The Princeton study conducted by sociologist Thomas Epenshade found that, “When comparing applicants with similar grades, scores, athletic qualifications and family history from seven elite private colleges and universities: Whites were three times as likely to get fat envelopes as Asians. Hispanics were twice as likely to win admission as whites. African Americans were at least five times as likely to be accepted as whites.”
“When you’re part of a high achieving group, there is some effort to try to make sure that group isn’t out of proportion in the university. This is understandable,” Miller said.
“There are more women applying to college, too, but you don’t want a school that is 70 percent women, even if they are your best applicants.”
Steven Hsu, professor of theoretical physics at the University of Oregon, believes the effect of ethnicity in the admissions process should be minimized as much as possible.
“There are many forms of diversity,” said Hsu in an e-mail. “Intellectual diversity is as important as ethnic diversity.”
Admitting students on a quota-like basis may be a possibility for private schools, but what about public institutions such as the University of California?
“Prop 209 eliminated much of this discrimination. Simply compare the ethnic makeup of admits pre- and post-209,” Hsu said in an e-mail. “The Asian population fraction went up considerably. What does that tell you about the pre-209 process, or the process still in place at other universities?”
“UC schools used to have a much smaller percentage of Asians, and now it is over 40 percent at many schools,” Miller said .
The National Association of Scholars website stated that Prop 209, which was approved in 1996, prohibited all state agencies from using race, gender, or ethnicity to discriminate against or give preference to people in public employment, competition for a state contract and university admissions.
“Our admissions policies have complied and will continue to comply with the California Constitution, which prohibits granting preferential treatment on the basis of race, ethnicity, national origin or gender, in accord with Proposition 209,” said Dianne Klein, media specialist at the UC Office of the President.
Timothy Groseclose, professor of political science at UCLA, has had a somewhat different experience with the effects of Prop 209. Groseclose resigned from the UCLA admissions committee in 2008 in protest of unwillingness on the behalf of the school to submit to him admissions data that would aid him in his investigation of preferential admissions practices.
Groseclose found that there was pressure on UC admissions committees to admit more African American and Latino students.

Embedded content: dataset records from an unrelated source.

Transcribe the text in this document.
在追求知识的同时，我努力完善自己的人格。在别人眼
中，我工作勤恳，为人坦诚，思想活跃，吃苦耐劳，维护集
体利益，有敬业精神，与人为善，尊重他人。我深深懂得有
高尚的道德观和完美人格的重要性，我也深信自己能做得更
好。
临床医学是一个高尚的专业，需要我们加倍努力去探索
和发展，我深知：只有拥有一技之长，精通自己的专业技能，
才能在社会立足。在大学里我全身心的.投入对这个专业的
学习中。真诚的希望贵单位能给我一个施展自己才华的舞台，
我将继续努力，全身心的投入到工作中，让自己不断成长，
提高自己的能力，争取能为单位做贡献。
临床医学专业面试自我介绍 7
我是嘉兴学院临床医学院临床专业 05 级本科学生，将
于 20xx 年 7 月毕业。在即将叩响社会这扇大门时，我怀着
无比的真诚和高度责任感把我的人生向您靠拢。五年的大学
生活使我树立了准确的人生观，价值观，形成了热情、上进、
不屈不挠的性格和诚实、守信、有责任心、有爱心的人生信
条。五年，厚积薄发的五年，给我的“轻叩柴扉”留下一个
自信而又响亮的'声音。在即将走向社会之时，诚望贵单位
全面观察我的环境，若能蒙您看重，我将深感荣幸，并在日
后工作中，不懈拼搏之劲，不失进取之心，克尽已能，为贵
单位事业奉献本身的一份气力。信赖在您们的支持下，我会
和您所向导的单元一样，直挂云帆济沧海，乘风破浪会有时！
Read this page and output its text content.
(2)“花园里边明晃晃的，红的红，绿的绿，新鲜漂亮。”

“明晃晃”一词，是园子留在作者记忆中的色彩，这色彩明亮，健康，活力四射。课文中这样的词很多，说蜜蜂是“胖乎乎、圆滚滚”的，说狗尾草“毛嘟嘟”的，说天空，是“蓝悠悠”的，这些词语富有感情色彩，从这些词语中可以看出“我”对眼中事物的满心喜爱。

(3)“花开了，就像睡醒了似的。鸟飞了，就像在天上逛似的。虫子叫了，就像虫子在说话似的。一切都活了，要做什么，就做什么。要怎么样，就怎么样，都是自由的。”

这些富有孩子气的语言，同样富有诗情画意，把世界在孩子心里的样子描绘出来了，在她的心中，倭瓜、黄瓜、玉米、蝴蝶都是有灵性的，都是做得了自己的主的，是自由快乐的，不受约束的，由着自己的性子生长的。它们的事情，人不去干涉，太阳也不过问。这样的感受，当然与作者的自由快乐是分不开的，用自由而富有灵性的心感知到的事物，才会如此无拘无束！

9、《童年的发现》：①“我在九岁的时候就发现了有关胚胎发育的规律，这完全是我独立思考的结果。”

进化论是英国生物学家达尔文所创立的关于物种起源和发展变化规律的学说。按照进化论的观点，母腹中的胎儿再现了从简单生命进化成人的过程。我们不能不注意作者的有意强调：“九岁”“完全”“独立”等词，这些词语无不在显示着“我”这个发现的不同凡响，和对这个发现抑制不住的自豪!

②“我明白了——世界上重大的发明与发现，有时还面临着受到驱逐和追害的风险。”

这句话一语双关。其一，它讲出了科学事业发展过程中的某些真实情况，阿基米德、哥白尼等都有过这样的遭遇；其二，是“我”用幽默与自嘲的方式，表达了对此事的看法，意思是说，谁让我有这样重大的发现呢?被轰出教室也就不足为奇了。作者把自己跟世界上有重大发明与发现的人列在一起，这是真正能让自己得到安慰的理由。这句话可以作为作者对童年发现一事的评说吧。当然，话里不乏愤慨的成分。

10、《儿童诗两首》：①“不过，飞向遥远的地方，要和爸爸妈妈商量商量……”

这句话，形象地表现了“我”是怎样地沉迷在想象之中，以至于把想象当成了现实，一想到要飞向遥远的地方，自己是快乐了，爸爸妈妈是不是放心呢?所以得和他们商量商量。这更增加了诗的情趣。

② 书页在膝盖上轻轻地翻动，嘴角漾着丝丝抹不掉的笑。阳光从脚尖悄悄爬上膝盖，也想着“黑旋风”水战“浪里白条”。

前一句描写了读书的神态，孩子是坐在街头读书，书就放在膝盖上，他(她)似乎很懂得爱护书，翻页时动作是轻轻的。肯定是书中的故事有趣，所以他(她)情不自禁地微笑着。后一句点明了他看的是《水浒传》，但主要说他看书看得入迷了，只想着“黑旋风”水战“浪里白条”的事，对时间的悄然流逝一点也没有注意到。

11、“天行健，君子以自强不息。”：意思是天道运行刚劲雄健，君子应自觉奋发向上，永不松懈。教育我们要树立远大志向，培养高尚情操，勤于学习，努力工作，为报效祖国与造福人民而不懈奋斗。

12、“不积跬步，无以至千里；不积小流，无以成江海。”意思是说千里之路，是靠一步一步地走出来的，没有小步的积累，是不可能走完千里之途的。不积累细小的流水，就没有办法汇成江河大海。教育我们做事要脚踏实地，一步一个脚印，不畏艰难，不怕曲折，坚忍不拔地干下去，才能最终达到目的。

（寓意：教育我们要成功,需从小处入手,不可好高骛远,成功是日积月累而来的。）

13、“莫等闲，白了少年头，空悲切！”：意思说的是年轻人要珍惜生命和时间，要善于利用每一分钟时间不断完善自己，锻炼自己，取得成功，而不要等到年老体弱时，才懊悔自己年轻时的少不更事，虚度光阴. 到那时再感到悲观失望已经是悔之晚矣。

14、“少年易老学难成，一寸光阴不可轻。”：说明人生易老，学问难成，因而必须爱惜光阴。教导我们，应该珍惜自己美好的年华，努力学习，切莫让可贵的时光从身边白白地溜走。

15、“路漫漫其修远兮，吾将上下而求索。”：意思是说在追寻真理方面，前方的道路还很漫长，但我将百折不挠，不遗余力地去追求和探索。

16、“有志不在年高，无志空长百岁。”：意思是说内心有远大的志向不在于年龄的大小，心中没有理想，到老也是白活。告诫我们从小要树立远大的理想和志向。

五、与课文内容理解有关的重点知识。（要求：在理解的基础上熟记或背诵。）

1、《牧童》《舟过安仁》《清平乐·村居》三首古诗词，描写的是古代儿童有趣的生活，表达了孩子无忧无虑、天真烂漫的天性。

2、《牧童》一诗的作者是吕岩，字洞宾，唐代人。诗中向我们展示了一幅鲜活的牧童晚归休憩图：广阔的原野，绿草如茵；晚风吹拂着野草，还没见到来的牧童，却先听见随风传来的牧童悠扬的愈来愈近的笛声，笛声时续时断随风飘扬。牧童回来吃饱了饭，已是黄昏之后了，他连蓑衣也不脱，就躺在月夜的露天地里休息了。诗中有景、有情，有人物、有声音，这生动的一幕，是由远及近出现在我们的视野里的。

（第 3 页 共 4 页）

“It’s mainly based only on casual observation, but I don’t think it really matters whether an Asian student checks the Asian box,” Groseclose said in an e-mail.
And, as Miller points out, there are ways of getting around knowing things even if the box is left unchecked.
“If your last name is Wang, you can mark whatever you want, but admissions can still figure it out,” Miller said.
Miller does not see a clear solution to problem within the admission system. She does, however, think campus diversity is important.
“You have to balance the needs of individuals with the macro need of creating a student body.”